Accepting this interpretation of § 77(c) (2), and under the plain language of § 77(c) (12), the remaining issue is whether the compensation of the Baylis firm represents an expense incurred “in connection with the [reorganization] proceedings and plan.” The services were performed in connection with a proposal by the Central Railroad of New Jersey to abandon its freight operations within the Commonwealth of Pennsylvania, and a proposal by the Lehigh Valley Trustees to assume responsibility for those operations. In my view, expenses of that kind are not within the scope of § 77(c) (12). Rather, they are part of the ongoing expenses of railroad operations, likely to be encountered by any railroad, whether or not in reorganization.

Counsel performing routine legal services for a railroad, in matters having nothing to do with the reorganization proceeding itself, or with the formulation of a reorganization plan, may often find it expedient to advance arguments based upon the fact that the railroad is in reorganization. The Commission argues that that is what occurred in this instance ; it was argued that the takeover of the CNJ operations in Pennsylvania would improve the financial condition of the Lehigh Valley, and thus be helpful in its ultimate reorganization. But I cannot accept the view that that is enough to bring the matter within § 77 (c)(12).

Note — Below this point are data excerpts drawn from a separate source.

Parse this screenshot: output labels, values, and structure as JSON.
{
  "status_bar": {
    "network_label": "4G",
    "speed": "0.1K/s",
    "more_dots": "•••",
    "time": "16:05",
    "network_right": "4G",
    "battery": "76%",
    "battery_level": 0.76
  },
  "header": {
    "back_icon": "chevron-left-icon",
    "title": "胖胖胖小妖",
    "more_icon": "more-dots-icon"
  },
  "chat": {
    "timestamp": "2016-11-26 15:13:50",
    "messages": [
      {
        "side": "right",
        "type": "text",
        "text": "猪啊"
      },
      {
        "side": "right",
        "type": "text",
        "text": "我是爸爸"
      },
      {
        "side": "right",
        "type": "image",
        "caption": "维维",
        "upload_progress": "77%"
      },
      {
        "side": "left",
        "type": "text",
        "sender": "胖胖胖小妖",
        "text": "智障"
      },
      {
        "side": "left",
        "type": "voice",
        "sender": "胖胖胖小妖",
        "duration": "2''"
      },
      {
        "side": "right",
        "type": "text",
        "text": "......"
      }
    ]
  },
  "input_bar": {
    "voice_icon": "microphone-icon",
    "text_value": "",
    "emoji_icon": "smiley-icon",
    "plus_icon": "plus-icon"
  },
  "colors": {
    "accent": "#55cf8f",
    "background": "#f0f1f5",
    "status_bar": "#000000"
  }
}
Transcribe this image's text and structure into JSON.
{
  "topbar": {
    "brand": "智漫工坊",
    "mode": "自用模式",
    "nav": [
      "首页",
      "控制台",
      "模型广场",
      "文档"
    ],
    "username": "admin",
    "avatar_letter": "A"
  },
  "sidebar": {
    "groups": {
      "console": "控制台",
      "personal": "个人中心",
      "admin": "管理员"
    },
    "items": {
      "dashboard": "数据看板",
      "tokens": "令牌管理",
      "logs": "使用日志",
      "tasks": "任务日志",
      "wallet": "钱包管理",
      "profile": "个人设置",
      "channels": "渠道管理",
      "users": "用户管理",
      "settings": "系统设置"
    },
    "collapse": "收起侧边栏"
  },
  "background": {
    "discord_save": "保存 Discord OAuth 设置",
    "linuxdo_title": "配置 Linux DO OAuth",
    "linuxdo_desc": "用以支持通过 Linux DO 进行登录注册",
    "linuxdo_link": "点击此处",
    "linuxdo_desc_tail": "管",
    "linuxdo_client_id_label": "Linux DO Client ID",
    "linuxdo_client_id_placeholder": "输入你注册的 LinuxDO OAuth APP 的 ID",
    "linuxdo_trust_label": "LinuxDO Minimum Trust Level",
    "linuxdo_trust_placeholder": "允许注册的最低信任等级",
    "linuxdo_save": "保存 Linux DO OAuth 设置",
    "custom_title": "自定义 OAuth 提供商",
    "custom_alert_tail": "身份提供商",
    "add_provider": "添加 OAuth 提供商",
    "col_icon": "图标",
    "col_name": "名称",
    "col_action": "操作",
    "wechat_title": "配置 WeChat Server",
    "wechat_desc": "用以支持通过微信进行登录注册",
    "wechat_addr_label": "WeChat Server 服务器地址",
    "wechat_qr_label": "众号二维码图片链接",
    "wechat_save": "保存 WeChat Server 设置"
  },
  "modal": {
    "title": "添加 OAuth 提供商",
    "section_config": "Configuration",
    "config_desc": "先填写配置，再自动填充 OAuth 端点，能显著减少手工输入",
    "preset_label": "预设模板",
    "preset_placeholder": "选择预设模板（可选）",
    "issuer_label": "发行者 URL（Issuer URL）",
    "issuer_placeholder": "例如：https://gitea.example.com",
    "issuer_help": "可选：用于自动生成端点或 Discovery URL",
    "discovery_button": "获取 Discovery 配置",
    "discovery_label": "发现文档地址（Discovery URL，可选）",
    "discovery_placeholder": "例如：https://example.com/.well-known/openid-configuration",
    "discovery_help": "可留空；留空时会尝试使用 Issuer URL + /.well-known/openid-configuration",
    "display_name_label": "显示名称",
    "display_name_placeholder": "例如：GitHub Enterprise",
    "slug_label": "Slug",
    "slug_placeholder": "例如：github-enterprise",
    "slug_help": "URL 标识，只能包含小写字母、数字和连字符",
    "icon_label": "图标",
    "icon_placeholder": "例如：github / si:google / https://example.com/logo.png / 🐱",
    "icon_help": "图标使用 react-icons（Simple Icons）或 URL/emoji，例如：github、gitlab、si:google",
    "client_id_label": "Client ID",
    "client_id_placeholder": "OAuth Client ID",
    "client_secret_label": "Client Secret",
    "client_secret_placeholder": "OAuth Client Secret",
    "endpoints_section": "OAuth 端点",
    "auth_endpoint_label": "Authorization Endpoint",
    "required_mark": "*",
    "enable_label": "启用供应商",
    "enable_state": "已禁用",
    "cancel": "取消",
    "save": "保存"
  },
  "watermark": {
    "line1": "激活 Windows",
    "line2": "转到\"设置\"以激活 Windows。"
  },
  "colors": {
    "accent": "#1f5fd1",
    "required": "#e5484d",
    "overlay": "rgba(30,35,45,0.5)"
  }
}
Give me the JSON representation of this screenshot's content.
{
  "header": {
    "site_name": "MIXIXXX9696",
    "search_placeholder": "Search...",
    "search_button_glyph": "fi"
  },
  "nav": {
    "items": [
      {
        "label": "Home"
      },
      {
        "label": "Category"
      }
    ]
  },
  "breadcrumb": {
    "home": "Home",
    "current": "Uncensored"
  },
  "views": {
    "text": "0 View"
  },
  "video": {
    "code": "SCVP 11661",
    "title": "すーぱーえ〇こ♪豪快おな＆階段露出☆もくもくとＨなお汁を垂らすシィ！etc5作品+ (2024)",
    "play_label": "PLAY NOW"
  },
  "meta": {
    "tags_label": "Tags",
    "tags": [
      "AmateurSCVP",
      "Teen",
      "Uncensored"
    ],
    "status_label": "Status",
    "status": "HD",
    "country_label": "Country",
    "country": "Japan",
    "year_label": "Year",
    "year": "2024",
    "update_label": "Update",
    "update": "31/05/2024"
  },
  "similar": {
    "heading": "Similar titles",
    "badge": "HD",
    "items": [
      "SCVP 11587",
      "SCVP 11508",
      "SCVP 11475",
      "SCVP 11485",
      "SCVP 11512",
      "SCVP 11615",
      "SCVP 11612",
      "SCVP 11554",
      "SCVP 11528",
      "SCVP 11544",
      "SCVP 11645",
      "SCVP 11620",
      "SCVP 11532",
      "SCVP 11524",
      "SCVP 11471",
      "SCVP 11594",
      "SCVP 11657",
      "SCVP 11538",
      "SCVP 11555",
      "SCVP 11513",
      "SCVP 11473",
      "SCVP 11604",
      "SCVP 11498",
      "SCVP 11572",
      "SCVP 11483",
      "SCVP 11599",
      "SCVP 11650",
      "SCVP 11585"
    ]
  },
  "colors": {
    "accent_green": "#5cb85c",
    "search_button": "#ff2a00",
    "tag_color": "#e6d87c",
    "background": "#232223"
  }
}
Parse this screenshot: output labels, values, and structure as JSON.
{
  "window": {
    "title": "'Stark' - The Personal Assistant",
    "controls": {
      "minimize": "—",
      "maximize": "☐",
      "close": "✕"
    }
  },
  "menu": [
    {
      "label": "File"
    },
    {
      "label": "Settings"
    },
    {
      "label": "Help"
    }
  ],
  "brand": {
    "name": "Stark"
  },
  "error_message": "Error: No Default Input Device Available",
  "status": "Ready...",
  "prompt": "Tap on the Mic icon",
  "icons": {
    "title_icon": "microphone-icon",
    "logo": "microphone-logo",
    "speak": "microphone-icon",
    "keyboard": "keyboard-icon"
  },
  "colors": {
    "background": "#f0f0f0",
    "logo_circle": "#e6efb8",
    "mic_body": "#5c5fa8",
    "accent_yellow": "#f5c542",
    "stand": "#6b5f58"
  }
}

In short, I have concluded that the compensation to be paid to the Baylis firm need not be referred to the Commission for a determination of maximum compensation, because Mr. Baylis is not a lawyer and did not render legal services, and because, in any event, the services were not rendered in connection with the reorganization proceeding or in connection with the reorganization plan.

ORDER NO. 181

And Now, this 10th day of May, 1973, the Petition of the Interstate Commerce Commission for Reconsideration of Order No. 62 in these proceedings is hereby Denied.